Route information
- Maintained by RCTC
- Length: 16 mi (26 km)
- Status: Construction in progress

Major junctions
- West end: I-215 in Perris
- East end: SR 79 in San Jacinto

Location
- Country: United States
- State: California

Highway system
- County routes in California;

= Mid County Parkway =

Proposed highway in Riverside County, California, United States

The Mid County Parkway is a proposed 16 mi highway in Riverside County, California, United States which would link San Jacinto in the east and Perris in the west in response to high levels on congestion on existing routes. The corridor was identified by the Riverside County Integrated Project. Construction began in 2020.

==Route description==
The corridor is planned to begin at SR 79 in San Jacinto and follow or replace Ramona Expressway up to Lake Perris, where Ramona Expressway branches northwest, from where it will continue west. Options include a route west to Interstate 215, connecting to the interstate at Placentia Avenue, or turning north and connecting with Interstate 215 near Cajalco Expressway and Ramona Expressway.

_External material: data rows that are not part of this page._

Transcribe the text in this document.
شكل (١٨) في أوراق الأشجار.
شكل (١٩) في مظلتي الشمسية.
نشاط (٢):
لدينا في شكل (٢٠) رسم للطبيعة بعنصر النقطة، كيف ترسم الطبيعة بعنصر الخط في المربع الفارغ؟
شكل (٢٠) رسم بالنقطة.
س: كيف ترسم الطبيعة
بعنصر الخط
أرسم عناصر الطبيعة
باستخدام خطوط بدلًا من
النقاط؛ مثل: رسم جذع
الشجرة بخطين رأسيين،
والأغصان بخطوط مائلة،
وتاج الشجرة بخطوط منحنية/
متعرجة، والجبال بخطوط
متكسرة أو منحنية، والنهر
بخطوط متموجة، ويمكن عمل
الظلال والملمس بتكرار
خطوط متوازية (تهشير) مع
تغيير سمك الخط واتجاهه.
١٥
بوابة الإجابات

The project originally consisted of a longer 32 mi highway from San Jacinto through Perris, then replacing or following Cajalco Road to its interchange with Interstate 15 in Corona, but due to environmental, community and financial concerns, the $3 billion project was cut in half with the removal of the proposed Perris-to-Corona portion of the corridor.

==History==
The Placentia Avenue interchange with I-215 is the first part of the Mid County Parkway to be completed. It was opened to traffic on December 13, 2022.